Second stimulus check: CARES Act versus HEROES Act, what are the main differences?
The first round of stimulus payments were sent out via the CARES Act but the Heroes Act includes aid for those who were not eligible in the original relief package.
The Health and Economic Recovery Omnibus Emergency Solutions Act - or 'Heroes Act' promises to provide a further $3 trillion in economic relief for struggling American workers. The bill made it through the House of Representatives by 208 votes to 199 on 15 May but is expected to face much tougher opposition when it eventually reaches the Senate this month. The White House has already threatened to veto the bill and the Republican-controlled Senate has promised it will be “dead on arrival” when debated.
The CARES Act ensured Americans received financial help in the form of stimulus checks worth up to $1,200. That money could be spent on groceries, rent and utility bills. Now, the US government is under pressure to deliver more help. The Trump administration suggested a CARES 2 Act, which is very similar to the original but would include one-off payments of up to $2,000. Since then, the focus has shifted entirely onto the Heroes Act.
The main differences between CARES Act and Heroes Act
The Heroes Act would see Americans who qualify for a stimulus check receive $1,200 ($2,400 in the case of joint return) plus another $1,200 for every other dependent with a maximum of $3,600 and immigrants would retroactively receive the $1,200 payment they were denied under the CARES Act.
The HEROES Act would also allow full-time students under the age of 24 to receive payments as dependents.

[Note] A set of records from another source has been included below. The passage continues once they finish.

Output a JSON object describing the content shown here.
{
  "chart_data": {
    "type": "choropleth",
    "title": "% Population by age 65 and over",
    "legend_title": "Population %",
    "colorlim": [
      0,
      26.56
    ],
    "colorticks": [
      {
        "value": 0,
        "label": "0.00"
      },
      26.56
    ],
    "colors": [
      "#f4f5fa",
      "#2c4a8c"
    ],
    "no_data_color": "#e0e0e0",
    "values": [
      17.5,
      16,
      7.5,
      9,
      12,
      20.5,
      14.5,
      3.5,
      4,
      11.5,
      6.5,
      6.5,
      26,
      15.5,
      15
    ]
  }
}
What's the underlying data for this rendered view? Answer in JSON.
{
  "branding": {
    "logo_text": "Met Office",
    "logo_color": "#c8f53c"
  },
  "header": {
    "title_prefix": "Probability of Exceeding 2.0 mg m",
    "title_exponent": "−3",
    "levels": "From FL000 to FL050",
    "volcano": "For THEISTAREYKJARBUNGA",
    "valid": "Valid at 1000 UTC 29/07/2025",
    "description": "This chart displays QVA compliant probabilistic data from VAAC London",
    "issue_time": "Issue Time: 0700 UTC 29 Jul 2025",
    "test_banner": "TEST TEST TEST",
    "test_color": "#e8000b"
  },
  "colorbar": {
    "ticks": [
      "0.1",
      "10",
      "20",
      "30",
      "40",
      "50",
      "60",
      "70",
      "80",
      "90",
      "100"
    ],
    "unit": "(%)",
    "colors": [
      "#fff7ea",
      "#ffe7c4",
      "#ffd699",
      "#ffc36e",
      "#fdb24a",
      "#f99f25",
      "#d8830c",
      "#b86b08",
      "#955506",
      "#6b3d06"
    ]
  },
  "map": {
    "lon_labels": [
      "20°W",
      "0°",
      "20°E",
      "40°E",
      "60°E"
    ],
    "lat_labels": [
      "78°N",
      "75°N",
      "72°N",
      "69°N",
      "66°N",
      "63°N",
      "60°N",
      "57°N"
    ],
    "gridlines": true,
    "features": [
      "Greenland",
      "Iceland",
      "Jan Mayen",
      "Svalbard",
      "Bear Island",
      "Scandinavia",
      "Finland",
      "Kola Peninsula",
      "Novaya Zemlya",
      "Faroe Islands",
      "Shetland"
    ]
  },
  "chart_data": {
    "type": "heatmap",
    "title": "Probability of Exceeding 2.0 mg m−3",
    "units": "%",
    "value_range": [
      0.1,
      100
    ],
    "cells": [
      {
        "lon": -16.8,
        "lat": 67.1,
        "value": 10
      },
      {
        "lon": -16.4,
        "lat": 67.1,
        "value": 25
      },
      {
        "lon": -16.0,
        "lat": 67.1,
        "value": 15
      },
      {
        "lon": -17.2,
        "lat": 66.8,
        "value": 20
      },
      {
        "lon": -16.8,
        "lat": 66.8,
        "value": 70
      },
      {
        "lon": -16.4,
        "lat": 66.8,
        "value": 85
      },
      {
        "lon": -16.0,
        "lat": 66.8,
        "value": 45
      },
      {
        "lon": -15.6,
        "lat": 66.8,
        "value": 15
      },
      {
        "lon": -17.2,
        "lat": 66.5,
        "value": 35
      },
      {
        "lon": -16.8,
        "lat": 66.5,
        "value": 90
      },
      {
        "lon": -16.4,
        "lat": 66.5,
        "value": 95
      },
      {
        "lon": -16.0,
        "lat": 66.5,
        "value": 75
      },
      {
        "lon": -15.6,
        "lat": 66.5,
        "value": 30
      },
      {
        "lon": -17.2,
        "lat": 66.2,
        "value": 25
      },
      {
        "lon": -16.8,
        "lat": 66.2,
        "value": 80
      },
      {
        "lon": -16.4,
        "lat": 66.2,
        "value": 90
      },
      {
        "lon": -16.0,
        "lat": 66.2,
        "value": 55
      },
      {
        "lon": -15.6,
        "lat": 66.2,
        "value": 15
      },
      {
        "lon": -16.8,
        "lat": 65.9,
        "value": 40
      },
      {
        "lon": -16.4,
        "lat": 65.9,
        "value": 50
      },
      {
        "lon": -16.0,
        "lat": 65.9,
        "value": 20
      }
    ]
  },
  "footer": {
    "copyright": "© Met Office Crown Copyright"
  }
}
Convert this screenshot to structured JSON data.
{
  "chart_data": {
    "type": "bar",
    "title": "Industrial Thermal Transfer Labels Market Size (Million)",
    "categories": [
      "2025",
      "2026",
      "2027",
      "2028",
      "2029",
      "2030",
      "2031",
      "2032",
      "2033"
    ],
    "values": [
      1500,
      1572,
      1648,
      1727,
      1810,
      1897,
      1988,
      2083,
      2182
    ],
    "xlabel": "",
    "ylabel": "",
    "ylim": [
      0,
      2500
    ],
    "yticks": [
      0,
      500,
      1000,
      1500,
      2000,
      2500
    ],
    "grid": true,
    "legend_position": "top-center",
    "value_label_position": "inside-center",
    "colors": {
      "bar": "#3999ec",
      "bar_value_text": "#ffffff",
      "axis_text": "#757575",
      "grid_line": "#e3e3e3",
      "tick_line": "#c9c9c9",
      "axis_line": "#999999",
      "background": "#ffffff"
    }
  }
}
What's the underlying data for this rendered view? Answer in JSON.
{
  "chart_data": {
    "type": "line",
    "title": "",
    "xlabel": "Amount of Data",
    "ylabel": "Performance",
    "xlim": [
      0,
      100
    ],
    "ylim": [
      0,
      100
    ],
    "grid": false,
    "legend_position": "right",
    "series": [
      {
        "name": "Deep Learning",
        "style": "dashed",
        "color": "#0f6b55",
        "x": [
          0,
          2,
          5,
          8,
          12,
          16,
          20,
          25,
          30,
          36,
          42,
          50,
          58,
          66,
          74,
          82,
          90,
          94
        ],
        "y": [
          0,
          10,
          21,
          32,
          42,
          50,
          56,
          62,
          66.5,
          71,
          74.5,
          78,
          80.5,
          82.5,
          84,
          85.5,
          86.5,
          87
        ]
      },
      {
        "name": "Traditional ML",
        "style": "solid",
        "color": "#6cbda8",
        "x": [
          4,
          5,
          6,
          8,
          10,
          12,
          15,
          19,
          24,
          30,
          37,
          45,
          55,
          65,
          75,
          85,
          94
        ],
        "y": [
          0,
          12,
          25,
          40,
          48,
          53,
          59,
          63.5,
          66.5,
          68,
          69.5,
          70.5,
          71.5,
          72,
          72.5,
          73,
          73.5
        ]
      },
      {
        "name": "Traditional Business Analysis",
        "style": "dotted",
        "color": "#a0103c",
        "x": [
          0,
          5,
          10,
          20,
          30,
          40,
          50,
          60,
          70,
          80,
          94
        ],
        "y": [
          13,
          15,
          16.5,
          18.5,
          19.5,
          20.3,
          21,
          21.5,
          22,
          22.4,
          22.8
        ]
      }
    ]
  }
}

It modifies the requirements regarding the provision of a valid Social Security number (SSN), which some dependent immigrants do not have and as a result, missed out on the stimulus payments through the CARES bill. It would require individuals, at least one spouse for married couples, and dependents to provide taxpayer identification numbers, which include SSNs and Individual Taxpayer Identification Numbers issued by the IRS to some individuals who aren’t eligible for SSNs but must file a U.S. tax return
There are no changes however to the original act in that people who earn over $75,000 do not make the cut for the maximum amount and it reduces by 5% above the amount of the stimulus check. For example, as explained by Forbes, a person who makes $99,000 and has no children would not receive a stimulus check.
The Heroes Act adjusts the language of the bill to reduce the benefit designed for just that person to $0. Under the Heroes Act, joint filers with just one TIN would receive a $1,200 check from the CARES Act.